Location
- Tunnard Street Boston, Lincolnshire, PE21 6PL England
- Coordinates: 52°58′52″N 0°01′30″W﻿ / ﻿52.981°N 0.025°W

Information
- Type: Independent Day and Boarding School
- Established: 1851
- Founder: Martha and Mary Gee
- Closed: 16 July 2010
- Specialist: Sixth Form College
- Department for Education URN: 120734 Tables
- Ofsted: Reports
- Gender: 1851-1960s Girls 1960s-2010 Co-educational
- Age: 3 to 18
- Website: web.archive.org/web/20080619132240/http://xl1884.co.uk

= Excell International School =

Former independent school in Lincolnshire

Excell International School was a small independent, co-educational, day and boarding school located in Boston, Lincolnshire, England for children aged between 3 and 18. An amalgamation of two previous schools, Conway School and Maypole House School. Parents were told in a letter that the school and the Chatterbox Nursery associated with it would close on 16 July 2010, as they had been suffering "financial difficulties due to dwindling numbers".

==History==
===Conway School===
The school was established in 1851 by Martha and Mary Gee as Boston Middle Girls School at George Street, Boston and was "intended for female children whose parents are in the rank next above the actual poor". It subsequently moved to its current site at Tunnard Street, at a rebuilding cost of £800.
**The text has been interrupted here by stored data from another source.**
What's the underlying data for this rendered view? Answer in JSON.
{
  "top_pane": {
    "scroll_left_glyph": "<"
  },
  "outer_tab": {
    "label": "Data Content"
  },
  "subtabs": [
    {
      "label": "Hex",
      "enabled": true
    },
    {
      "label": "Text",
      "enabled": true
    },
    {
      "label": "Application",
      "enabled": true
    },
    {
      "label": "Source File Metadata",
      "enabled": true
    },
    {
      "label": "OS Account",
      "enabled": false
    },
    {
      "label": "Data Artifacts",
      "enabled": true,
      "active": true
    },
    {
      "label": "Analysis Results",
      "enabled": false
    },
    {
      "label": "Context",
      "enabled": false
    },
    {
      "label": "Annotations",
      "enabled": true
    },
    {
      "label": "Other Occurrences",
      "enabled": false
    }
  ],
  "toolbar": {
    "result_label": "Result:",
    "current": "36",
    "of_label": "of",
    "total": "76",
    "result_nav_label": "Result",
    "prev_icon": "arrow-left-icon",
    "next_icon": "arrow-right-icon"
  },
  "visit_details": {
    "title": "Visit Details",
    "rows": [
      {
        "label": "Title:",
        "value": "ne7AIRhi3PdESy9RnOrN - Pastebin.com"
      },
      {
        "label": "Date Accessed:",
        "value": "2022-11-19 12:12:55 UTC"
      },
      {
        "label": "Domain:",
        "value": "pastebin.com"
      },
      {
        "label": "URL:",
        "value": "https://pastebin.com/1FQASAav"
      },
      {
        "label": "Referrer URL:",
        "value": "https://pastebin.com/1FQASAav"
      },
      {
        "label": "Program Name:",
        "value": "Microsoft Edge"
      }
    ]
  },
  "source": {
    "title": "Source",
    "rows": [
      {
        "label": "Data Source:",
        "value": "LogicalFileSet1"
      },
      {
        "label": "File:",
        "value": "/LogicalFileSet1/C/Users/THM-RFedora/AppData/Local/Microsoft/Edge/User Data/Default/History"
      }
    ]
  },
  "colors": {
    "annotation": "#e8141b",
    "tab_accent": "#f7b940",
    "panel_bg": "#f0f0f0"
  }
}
====Head teacher controversy and problems with new ownership====
Former owner and head teacher Simon McElwain was jailed for two years, in October 2007, after admitting the possession of child pornography images. He stepped down from his position in November 2004. Under McElwain the school had 140 pupils and employed 19 staff.

In April 2005 McElwain sold the school to David and Caroline Wilson. The new head teacher at this point was Philomena Rynne.

The pupil roll dropped after the transfer of ownership, and the school closed on 3 January 2007.

===Maypole House school===
Maypole House School was founded in 1884, occupying Well Vale Hall in Well near Alford. Maypole House school was sold in June in 2005 To Mr Omokhodion and Well Vale Hall was leased to the new owners of Maypole House school from 2005 to 2007 only. Maypole House received a Food Hygiene Award from the East Lindsey District Council in May 2006.

===Merger===
Conway School and Maypole House merged in January 2007 to form the Excell International College In Boston. They also started to take boarders and extended the age range of pupils from 3–18. In January 2008 it was announced that none of its students attained five or more A*-C GCSEs.